A federated authentication service, which provides all the typical account stuff (user name, email, possibly avatar and short bio, real name, etc.) and allows to control precisely with which platform which amount of data is shared. The important part is that, for example when changing your avatar or email address, you don’t have to go to all the various code hosting instances and change it there, but have a single, centralised (for you; it is still federated so that other folks could be using other services) point where you can update this info.

The service would then be responsible for pushing the changes to the consumers of your user data. It would also push deletions of (parts of) the user data when you revoke access to (parts of) it.

One way of implementing this would be using the extensible messaging and presence protocol (XMPP), standardised by the IETF. It offers a way to share this information, and to push updates to consumers. In addition, it supports federation so that each (group of) users can host their own server to prevent lots of user data accumulating in a single place.

Full disclosure: I have been working on XMPP and XMPP clients for a few years now and am member of the XMPP council for the term 2018/19.
A way to create pull requests cross-instance. This requires that the code hosting instances can talk to each other during user interaction (such as posting (review) comments, adding commits, etc.). You would want to have notifications about new comments in your "home" instance, and likewise you’d want your new commits to be visible on the "target" instance right away without further action.

This, again, could be solved with XMPP. Huh, I didn’t intend this post to be an advertisment piece for XMPP, but here goes. Essentially, this is the kind of ground feature set required for federated social networking. And there has been prior art for doing this type of stuff in XMPP. goffi, who is well known in the XMPP community for their work on social network use-cases and Salut-á-Toi, has laid the groundwork for a decentralised code forge based on XMPP.

However, even with such decentralised tools, we would still have to have people who provide the service. Project maintainers are not always interested in also hosting services.
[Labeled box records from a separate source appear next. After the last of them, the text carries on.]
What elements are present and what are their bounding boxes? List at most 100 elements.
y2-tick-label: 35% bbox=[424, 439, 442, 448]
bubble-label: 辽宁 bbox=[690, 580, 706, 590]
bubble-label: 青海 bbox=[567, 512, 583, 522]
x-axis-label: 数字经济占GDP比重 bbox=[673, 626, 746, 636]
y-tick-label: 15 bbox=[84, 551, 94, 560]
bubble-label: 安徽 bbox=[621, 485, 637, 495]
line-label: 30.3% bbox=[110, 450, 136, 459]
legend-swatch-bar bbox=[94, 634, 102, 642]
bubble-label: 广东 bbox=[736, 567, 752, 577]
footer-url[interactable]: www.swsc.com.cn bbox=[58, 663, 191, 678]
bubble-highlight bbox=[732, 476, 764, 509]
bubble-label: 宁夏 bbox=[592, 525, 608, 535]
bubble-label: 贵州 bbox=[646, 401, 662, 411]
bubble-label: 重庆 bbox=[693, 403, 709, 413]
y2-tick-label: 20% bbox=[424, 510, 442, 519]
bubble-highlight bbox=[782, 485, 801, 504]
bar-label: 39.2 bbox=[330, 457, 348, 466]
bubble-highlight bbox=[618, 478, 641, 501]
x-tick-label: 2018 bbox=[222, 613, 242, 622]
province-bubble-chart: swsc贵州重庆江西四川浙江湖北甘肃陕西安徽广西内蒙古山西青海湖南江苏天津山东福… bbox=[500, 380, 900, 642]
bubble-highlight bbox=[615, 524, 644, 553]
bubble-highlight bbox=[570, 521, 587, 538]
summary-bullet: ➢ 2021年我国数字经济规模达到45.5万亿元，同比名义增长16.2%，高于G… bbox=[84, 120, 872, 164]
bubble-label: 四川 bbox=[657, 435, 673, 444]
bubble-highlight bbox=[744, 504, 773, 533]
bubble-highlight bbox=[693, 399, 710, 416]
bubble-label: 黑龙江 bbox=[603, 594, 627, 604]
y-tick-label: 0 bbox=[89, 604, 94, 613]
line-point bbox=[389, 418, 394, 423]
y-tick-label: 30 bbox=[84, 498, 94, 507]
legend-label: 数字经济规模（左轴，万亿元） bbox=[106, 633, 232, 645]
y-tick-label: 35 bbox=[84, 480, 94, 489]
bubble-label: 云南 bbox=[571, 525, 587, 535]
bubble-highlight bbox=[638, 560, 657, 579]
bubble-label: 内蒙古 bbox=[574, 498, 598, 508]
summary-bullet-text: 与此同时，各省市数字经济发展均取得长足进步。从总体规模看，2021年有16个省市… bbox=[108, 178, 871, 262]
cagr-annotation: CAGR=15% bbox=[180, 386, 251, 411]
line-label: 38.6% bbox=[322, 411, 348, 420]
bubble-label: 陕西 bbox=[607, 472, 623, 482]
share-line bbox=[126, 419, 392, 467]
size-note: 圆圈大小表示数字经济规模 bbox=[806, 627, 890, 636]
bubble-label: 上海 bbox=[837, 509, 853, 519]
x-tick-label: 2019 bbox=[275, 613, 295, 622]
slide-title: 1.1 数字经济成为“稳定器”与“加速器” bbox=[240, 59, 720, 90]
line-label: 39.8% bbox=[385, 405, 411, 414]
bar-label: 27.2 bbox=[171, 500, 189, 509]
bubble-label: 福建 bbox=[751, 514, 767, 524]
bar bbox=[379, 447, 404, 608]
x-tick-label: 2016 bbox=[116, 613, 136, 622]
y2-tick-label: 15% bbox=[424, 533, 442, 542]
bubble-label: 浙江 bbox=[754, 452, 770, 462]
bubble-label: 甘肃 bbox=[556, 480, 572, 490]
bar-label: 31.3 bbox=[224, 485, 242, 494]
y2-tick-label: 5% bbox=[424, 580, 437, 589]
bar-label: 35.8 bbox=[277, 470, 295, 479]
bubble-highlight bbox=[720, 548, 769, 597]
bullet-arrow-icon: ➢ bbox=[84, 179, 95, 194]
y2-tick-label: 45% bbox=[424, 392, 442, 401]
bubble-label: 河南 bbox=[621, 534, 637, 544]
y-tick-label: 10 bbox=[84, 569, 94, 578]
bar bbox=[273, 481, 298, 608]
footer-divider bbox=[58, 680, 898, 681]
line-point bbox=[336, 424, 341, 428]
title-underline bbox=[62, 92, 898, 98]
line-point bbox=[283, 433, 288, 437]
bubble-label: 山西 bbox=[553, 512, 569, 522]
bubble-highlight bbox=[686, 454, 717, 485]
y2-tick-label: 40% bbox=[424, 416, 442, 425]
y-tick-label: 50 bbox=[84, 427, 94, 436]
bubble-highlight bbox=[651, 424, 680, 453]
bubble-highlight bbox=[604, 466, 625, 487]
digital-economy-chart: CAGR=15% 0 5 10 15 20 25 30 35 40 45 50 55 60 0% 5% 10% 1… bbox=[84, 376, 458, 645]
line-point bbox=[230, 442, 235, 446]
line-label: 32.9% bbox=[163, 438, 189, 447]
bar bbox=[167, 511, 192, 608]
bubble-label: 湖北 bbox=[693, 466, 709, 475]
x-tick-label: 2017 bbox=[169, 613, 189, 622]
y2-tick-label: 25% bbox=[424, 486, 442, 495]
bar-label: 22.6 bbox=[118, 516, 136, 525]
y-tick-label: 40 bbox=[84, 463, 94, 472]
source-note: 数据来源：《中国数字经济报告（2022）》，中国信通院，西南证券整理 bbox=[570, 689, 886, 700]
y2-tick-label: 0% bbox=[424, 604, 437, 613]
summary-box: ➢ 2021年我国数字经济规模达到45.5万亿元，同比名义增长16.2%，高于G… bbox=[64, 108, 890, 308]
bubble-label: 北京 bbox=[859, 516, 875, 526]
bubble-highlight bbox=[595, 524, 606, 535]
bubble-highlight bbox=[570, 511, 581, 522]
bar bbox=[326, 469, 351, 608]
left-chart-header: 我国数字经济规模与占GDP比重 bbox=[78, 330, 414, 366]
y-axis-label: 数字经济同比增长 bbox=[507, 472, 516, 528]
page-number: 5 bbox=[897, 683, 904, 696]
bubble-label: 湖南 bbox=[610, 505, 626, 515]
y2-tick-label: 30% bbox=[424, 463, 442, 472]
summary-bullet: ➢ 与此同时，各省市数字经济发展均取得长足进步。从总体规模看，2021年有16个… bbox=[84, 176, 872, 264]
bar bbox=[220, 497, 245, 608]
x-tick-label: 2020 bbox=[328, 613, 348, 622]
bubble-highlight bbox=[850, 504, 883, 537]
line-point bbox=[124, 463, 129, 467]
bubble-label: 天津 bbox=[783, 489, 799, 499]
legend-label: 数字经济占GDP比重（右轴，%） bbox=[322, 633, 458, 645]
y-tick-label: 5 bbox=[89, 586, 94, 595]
So, just like with email and instant messaging, the ideal would be if groups would flock together and host their own services together, spreading the load among those who also happen to have an interest in maintaining services.

Conclusio

So, uh. This went in a different direction than I originally intended to. To wrap the argument up:

For the current state of the art, I think that we have to live with centralised code hosting platforms such as GitHub. It does its job fairly well. It doesn’t hurt (too much). It takes a massive load off the FLOSS community by handling abuse and providing a rather stable and reliable service.

In the future, we might come up with technologies which allow us to avoid this and have secure, reliable and usable decentralised code hosting. I’m hoping that we get there eventually.